Everybody Is A Film Maker
S L O W S H U T T E R
| A weekly indy film tech blog on the BSFF website |
For over a hundred years it's been too expensive to make a movie. An industry was built upon the complicated technical craft of the process. It cost a lot of money to do at a high level, and the professionals that do it a lot get paid a lot to make it look a lot better than what you'd be able to do at home. Even indy films of the past needed a decent amount of coins to help bring their ideas to fruition.
And these new, typically unheard voices, are the next wave of cinema. They offer a vibrant immediate voice. After all, growing up poor can create a stressful perspective unique from a class more insulated from financial strife.
Now, just about all aspiring indy film makers you meet will complain that it's a pauper's trade. But many of them come from a financial background that does offer a bit of a safety net, be it family or friends.
However, since failure without an economic safety-net is more dire, then couldn't that fear of failure and the serious consequences of failure while being poor actually drive someone to be more meticulous, more ambitious? Depends on the person, eh?
I'd argue that if a person really wanted to, they could now make a movie for practically nothing and have it rival big budget productions.
Let's say you were a gal or a guy with only a part time job. Minimum wage. Short order cook at the local Panda Express. You ain't got much so you live in a small apartment with 4 other people, sharing rent.

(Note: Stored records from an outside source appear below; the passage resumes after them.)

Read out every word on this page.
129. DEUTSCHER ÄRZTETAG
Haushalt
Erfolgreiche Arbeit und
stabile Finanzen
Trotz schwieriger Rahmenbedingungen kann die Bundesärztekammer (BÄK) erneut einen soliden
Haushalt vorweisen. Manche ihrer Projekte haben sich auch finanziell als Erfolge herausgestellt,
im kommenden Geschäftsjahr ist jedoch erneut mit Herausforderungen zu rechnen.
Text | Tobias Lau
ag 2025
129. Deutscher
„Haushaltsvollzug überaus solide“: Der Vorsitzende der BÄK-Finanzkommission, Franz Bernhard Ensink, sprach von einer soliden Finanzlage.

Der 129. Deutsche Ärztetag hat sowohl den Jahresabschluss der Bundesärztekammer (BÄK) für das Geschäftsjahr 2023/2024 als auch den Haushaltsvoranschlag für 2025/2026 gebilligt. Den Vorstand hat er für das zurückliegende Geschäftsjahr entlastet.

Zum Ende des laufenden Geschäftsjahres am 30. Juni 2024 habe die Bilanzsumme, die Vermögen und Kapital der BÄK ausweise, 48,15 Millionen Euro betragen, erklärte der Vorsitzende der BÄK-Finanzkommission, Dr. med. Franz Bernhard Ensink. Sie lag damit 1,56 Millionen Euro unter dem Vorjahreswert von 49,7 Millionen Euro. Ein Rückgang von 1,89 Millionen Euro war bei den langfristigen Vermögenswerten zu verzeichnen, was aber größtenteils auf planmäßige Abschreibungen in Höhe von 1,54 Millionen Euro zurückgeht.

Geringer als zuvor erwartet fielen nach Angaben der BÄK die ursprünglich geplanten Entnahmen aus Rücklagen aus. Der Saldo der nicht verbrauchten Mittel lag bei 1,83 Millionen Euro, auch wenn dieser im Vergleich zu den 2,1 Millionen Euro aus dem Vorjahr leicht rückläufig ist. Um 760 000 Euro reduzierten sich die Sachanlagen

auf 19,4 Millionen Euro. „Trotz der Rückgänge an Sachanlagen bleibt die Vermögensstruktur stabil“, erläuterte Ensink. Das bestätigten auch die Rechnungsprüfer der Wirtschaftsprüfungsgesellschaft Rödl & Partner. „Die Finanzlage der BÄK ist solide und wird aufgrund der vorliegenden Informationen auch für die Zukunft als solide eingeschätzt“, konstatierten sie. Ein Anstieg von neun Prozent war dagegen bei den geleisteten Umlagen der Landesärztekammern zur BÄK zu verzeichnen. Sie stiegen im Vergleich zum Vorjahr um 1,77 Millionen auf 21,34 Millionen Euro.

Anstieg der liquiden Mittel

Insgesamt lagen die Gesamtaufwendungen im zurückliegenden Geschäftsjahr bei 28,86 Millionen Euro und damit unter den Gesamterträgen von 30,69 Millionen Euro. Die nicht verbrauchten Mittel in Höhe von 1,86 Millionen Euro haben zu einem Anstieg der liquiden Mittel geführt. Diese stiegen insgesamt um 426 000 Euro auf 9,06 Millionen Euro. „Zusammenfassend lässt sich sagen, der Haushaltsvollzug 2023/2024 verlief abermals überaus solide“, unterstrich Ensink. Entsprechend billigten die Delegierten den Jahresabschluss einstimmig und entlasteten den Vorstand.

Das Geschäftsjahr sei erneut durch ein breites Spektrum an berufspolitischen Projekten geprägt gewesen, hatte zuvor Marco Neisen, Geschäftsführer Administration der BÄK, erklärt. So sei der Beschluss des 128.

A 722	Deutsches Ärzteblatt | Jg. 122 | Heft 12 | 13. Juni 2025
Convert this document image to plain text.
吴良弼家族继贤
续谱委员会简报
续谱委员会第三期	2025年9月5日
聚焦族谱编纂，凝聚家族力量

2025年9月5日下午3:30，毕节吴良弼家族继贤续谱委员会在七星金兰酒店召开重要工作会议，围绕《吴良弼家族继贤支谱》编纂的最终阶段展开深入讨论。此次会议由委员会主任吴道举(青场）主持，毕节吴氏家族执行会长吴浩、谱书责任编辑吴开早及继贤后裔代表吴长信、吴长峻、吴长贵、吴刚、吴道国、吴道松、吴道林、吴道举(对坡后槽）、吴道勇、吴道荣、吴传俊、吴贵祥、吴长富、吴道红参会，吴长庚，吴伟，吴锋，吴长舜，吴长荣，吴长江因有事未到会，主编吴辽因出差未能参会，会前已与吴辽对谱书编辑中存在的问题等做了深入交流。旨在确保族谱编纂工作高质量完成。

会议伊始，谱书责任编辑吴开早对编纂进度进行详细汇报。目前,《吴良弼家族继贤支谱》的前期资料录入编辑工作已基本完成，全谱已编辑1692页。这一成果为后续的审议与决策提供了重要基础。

You could acquire something like a used Pentax camera and a 50mm lens for around $200-300; add a couple of extra bats and a few cheap SD cards. Heck, maybe you could even swap something on craigslist for a camera.
Your local library offers a media computer for editing as well as research on techniques to make a film. Point is, if you want to do it, you can do it. And you might even be successful if you have the gift of storytelling insight and natural ability.
If your ideas and abilities are worthwhile, you could easily cast via craigslist as well. If people trust your abilities and your personality, they will help.
With this scenario, if you were a really creative insightful person, you could make a movie for pretty much nothing.
Ultimately, it's the skills that matter. New cutting edge professional gear is great and fun, but it's not the road to a good film, it's just a carriage. Yours might be gold gilded and horse drawn by 12 royal ponies, but someone with an old wagon and a mule can still make progress on the same path.
Gear seems an almost irrelevant part of the main equation. Getting a technical equipment is very easy, it's everything else that's difficult. But, learning is free! Skills can be acquired through experience! Go! Make your movie. If it's something special it will get recognized, no matter where it comes from.